Giovanni Paolo II è il primo Pontefice straniero dopo 455 anni. Cosa è successo in Conclave?
“I candidati a diventare Vescovo di Roma erano i due cardinali italiani Giovanni Benelli e Giuseppe Siri. Ma fra loro non si riusciva a raggiungere la maggioranza da una parte e dall’altra. Fu il cardinale Franz König di Vienna a fare pubblicità a Karol Wojtyla. C’è da dire poi un’altra cosa: il porporato Siri prima del conclave faceva campagna elettorale, si dava molto da fare. Ebbe la cattiva idea di lasciare un’intervista a un nostro collega della Gazzetta del Popolo, che gli fece la promessa che avrebbe pubblicato il pezzo due giorni dopo l’apertura del conclave. E invece il cronista l’ha pubblicata la mattina in cui iniziava”.
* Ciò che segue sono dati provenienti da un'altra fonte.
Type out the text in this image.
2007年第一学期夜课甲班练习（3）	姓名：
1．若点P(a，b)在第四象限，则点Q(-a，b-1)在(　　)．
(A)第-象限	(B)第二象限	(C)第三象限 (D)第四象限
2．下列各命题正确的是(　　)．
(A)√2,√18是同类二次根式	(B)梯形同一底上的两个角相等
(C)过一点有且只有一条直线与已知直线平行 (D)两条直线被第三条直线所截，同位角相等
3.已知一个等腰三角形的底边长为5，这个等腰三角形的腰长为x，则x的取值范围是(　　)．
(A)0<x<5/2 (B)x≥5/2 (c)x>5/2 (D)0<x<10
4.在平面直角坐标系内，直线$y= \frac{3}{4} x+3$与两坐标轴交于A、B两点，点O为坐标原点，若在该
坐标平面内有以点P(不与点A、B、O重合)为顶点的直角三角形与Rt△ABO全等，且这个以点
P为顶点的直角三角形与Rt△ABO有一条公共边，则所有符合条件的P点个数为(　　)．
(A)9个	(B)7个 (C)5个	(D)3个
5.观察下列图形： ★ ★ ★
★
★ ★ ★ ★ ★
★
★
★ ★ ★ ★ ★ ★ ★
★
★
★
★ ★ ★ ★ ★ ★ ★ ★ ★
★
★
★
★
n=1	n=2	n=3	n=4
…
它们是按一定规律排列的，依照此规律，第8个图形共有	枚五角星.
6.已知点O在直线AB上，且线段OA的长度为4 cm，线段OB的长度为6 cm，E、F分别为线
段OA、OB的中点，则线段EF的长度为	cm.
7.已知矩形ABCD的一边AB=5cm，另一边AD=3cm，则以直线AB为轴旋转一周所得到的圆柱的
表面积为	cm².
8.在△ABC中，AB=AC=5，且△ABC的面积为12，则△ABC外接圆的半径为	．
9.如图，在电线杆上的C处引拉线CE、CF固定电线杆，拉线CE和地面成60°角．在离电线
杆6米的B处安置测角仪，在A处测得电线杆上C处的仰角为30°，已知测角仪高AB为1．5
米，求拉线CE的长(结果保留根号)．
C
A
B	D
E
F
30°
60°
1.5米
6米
E cosa dichiarava in questa intervista?
“Lui sparava a zero contro il Concilio. Ma la Gazzetta del Popolo arrivava col treno a Roma, e quindi in tarda mattinata, o primo pomeriggio. Però sapendo di aver fatto un scoop, il giornalista ha dato all’Ansa una ventina di righe di riassunto la sera prima. L’Ansa l’ha passata verso mezzanotte e nessun giornale ci ha fatto caso. Io invece ero in tipografia al giornale Il Tempo. L’usciere mi ha dato un malloppo di agenzie, e io per caso ho notato questa. L’ho riferito al direttore Gianni Letta, e abbiamo messo il richiamo in prima pagina”.
E quindi?
“La mattina dopo hanno inserito l’articolo fotocopiato nelle cartelle di tutti i centoundici elettori. E quindi questo ha probabilmente bruciato il cardinale Siri. Tant’è che la sua segreteria ha poi sempre negato interviste a Il Tempo, perché – dicevano – «è il giornale che ha fatto saltare il pontificato al cardinale»”.
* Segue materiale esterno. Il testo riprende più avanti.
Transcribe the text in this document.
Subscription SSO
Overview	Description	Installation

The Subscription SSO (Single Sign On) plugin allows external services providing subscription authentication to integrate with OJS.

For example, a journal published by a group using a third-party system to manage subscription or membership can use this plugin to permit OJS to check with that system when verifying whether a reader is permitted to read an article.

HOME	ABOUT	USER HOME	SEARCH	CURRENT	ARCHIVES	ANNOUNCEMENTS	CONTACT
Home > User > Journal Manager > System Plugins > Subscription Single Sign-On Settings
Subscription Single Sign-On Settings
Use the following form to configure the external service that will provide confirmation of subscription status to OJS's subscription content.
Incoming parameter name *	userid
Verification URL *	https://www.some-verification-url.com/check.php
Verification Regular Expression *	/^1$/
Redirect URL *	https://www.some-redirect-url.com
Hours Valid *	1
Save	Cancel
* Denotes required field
Tornando a Giovanni Paolo II, ha impiegato poco tempo a entrare nel cuore della gente.
“Esatto. Ha colpito tutti dalla prima frase che ha pronunciato davanti al mondo: quel famoso Se sbaglio, mi corrigirete. E poi la sua forza durante la malattia, il parkinson che l’ha iniziato a colpire dal 1991: non ha abbandonato la Croce, e la gente l’ha sentito”.
Migliaia di persone da tutto il mondo infatti si sono recate a Roma per partecipare al suo funerale.
“Non solo: per mesi ci sono stati pellegrinaggi alla sua tomba. Era come un papà, per tutti. Quando è venuto a mancare, se ne è andato un pezzetto di tutti noi”.